The aim of this review is to provide an overview of the fundamental features of the neurosphere assay (NSA), which was initially described in 1992, and has since been used not only to detect the presence of stem cells in embryonic and adult mammalian neural tissues, but also to study their characteristics in vitro. Implicit in this review is a detailed examination of the limitations of the NSA, and how this assay is most accurately and appropriately used. Finally we will point out criteria that should be challenged to design alternative ways to overcome the limits of this assay.

NSA is used to isolate putative neural stem cells (NSCs) from the central nervous system (CNS) and to demonstrate the critical stem cell attributes of proliferation, extensive self-renewal and the ability to give rise to a large number of differentiated and functional progeny. Nevertheless, the capability of neural progenitor cells to form neurospheres precludes its utilisation to accurately quantify bona fide stem cell frequency based simply on neurosphere numbers. New culture conditions are needed to be able to distinguish the activity of progenitor cells from stem cells.

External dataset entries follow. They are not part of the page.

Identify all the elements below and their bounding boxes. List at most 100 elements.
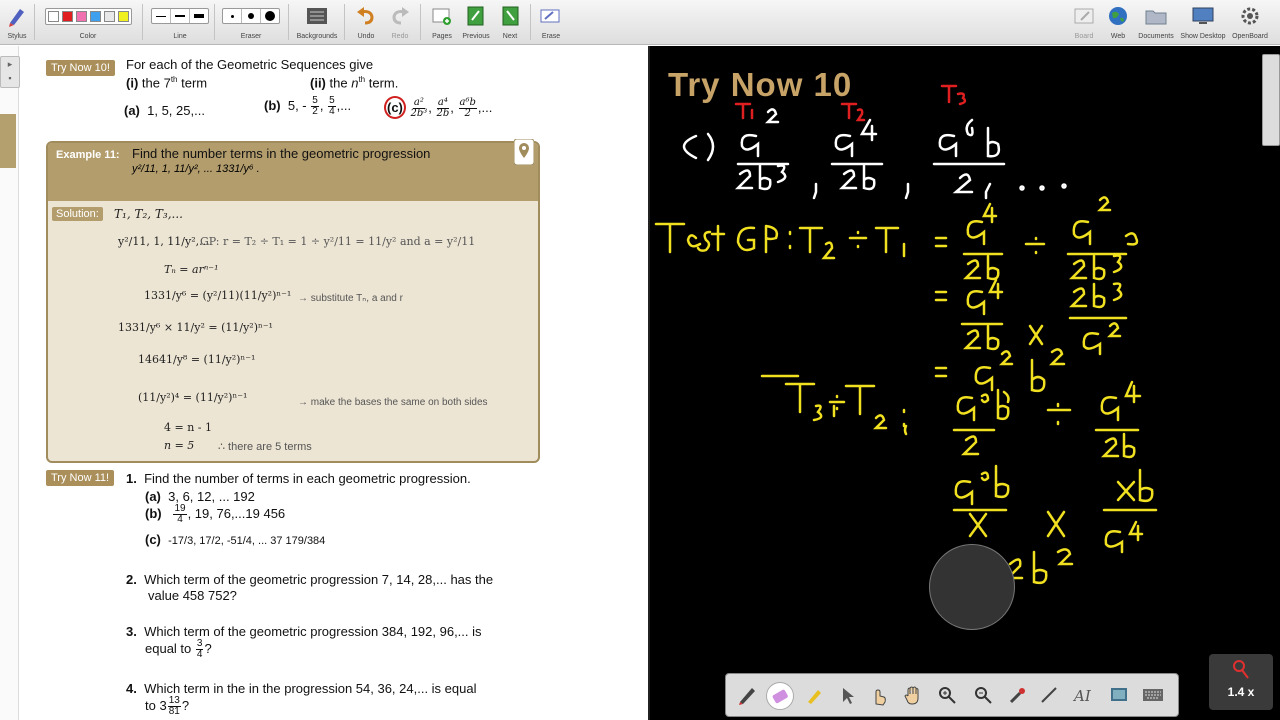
try-now-11-tag: Try Now 11! xyxy=(46,470,115,486)
board-tools-bar: AI xyxy=(725,673,1179,717)
folder-icon xyxy=(1136,2,1176,30)
pan-tool-button[interactable] xyxy=(900,682,926,708)
highlighter-icon xyxy=(808,690,821,704)
redo-button[interactable]: Redo xyxy=(386,2,414,40)
documents-button[interactable]: Documents xyxy=(1136,2,1176,40)
question-1c: (c) -17/3, 17/2, -51/4, ... 37 179/384 xyxy=(145,532,326,547)
solution-step-equation: 4 = n - 1 xyxy=(164,421,213,434)
laser-pointer-button[interactable] xyxy=(1004,682,1030,708)
previous-page-icon xyxy=(460,2,492,30)
arrow-pointer-icon xyxy=(843,688,854,704)
color-picker[interactable]: Color xyxy=(40,2,136,40)
board-button[interactable]: Board xyxy=(1070,2,1098,40)
erase-button[interactable]: Erase xyxy=(536,2,566,40)
solution-tag: Solution: xyxy=(52,207,103,221)
whiteboard-canvas[interactable]: Try Now 10 xyxy=(650,46,1280,720)
swatch-white[interactable] xyxy=(47,10,59,22)
keyboard-button[interactable] xyxy=(1140,682,1166,708)
next-page-button[interactable]: Next xyxy=(496,2,524,40)
question-4: 4. Which term in the in the progression … xyxy=(126,681,477,696)
line-thick[interactable] xyxy=(190,9,208,23)
openboard-button[interactable]: OpenBoard xyxy=(1230,2,1270,40)
show-desktop-button[interactable]: Show Desktop xyxy=(1180,2,1226,40)
try-now-10-instruction: For each of the Geometric Sequences give xyxy=(126,57,374,72)
question-1a: (a) 3, 6, 12, ... 192 xyxy=(145,489,255,504)
solution-sequence: y²/11, 1, 11/y²,... xyxy=(118,235,210,248)
example-11-text: Find the number terms in the geometric p… xyxy=(132,146,431,161)
sequence-a: (a) 1, 5, 25,... xyxy=(124,103,205,118)
eraser-large[interactable] xyxy=(261,9,279,23)
zoom-in-icon xyxy=(939,687,956,704)
main-toolbar: Stylus Color Line Eraser Backgrounds Und… xyxy=(0,0,1280,45)
zoom-in-button[interactable] xyxy=(934,682,960,708)
solution-conclusion: ∴ there are 5 terms xyxy=(218,441,312,453)
line-width-picker[interactable]: Line xyxy=(150,2,210,40)
red-term-labels xyxy=(734,84,967,122)
sequence-c-circled-label: (c) xyxy=(384,96,406,119)
stylus-button[interactable]: Stylus xyxy=(4,2,30,40)
web-button[interactable]: Web xyxy=(1104,2,1132,40)
solution-step-substitute: 1331/y⁶ = (y²/11)(11/y²)ⁿ⁻¹ xyxy=(144,289,292,302)
yellow-working-handwriting xyxy=(654,196,1158,585)
pen-tool-button[interactable] xyxy=(734,682,760,708)
location-pin-icon[interactable] xyxy=(514,139,534,165)
pen-icon xyxy=(739,688,755,705)
zoom-out-icon xyxy=(975,687,992,704)
highlighter-tool-button[interactable] xyxy=(802,682,828,708)
text-icon: AI xyxy=(1072,687,1092,705)
keyboard-icon xyxy=(1143,689,1163,701)
text-tool-button[interactable]: AI xyxy=(1070,682,1096,708)
question-1: 1. Find the number of terms in each geom… xyxy=(126,471,471,486)
zoom-out-button[interactable] xyxy=(970,682,996,708)
swatch-pink[interactable] xyxy=(75,10,87,22)
previous-page-button[interactable]: Previous xyxy=(460,2,492,40)
gear-icon xyxy=(1230,2,1270,30)
redo-icon xyxy=(386,2,414,30)
capture-tool-button[interactable] xyxy=(1106,682,1132,708)
stylus-icon xyxy=(4,2,30,30)
swatch-grey[interactable] xyxy=(103,10,115,22)
eraser-tool-button[interactable] xyxy=(766,682,794,710)
next-page-icon xyxy=(496,2,524,30)
solution-step-multiply: 1331/y⁶ × 11/y² = (11/y²)ⁿ⁻¹ xyxy=(118,321,273,334)
question-2-continued: value 458 752? xyxy=(148,588,237,603)
question-2: 2. Which term of the geometric progressi… xyxy=(126,572,494,587)
page-nav-arrows[interactable]: ▸ ▪ xyxy=(0,56,20,88)
undo-icon xyxy=(352,2,380,30)
interact-tool-button[interactable] xyxy=(866,682,892,708)
eraser-small[interactable] xyxy=(223,9,242,23)
globe-icon xyxy=(1104,2,1132,30)
swatch-red[interactable] xyxy=(61,10,73,22)
select-tool-button[interactable] xyxy=(834,682,860,708)
add-page-icon xyxy=(428,2,456,30)
backgrounds-button[interactable]: Backgrounds xyxy=(294,2,340,40)
solution-gp-ratio: GP: r = T₂ ÷ T₁ = 1 ÷ y²/11 = 11/y² and … xyxy=(200,235,476,248)
document-pane: ▸ ▪ Try Now 10! For each of the Geometric… xyxy=(0,46,648,720)
line-medium[interactable] xyxy=(171,9,190,23)
eraser-size-picker[interactable]: Eraser xyxy=(220,2,282,40)
line-thin[interactable] xyxy=(152,9,171,23)
backgrounds-icon xyxy=(294,2,340,30)
try-now-10-part-i: (i) the 7th term xyxy=(126,75,208,91)
try-now-10-tag: Try Now 10! xyxy=(46,60,115,76)
undo-button[interactable]: Undo xyxy=(352,2,380,40)
swatch-blue[interactable] xyxy=(89,10,101,22)
example-11-title: Example 11: xyxy=(56,149,120,161)
line-tool-button[interactable] xyxy=(1036,682,1062,708)
svg-text:AI: AI xyxy=(1072,687,1092,705)
pages-button[interactable]: Pages xyxy=(428,2,456,40)
try-now-10-part-ii: (ii) the nth term. xyxy=(310,75,399,91)
example-11-box: Example 11: Find the number terms in the… xyxy=(46,139,540,463)
laser-pointer-icon xyxy=(1009,688,1025,704)
hand-icon xyxy=(904,686,919,705)
solution-step-answer: n = 5 xyxy=(164,439,195,452)
question-4-continued: to 3 13 81? xyxy=(145,695,190,717)
line-icon xyxy=(1041,687,1057,703)
erase-icon xyxy=(536,2,566,30)
solution-note-substitute: → substitute Tₙ, a and r xyxy=(298,293,403,304)
zoom-indicator[interactable]: 1.4 x xyxy=(1209,654,1273,710)
pointer-cursor-overlay xyxy=(929,544,1015,630)
solution-general-term: Tₙ = arⁿ⁻¹ xyxy=(164,263,219,276)
swatch-yellow[interactable] xyxy=(117,10,129,22)
eraser-medium[interactable] xyxy=(242,9,261,23)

A commonly used, and arguably misused, methodology, the NSA has provided a wealth of information on precursor activity of cells derived from the embryonic through to the aged CNS. Importantly, the NSA has contributed to the demise of the ‘no new neurogenesis’ dogma, and the beginning of a new era of CNS regenerative medicine. Nevertheless, the interpretations arising from the utilisation of the NSA need to take into consideration its limits, so as not to be used beyond its specificity and sensitivity.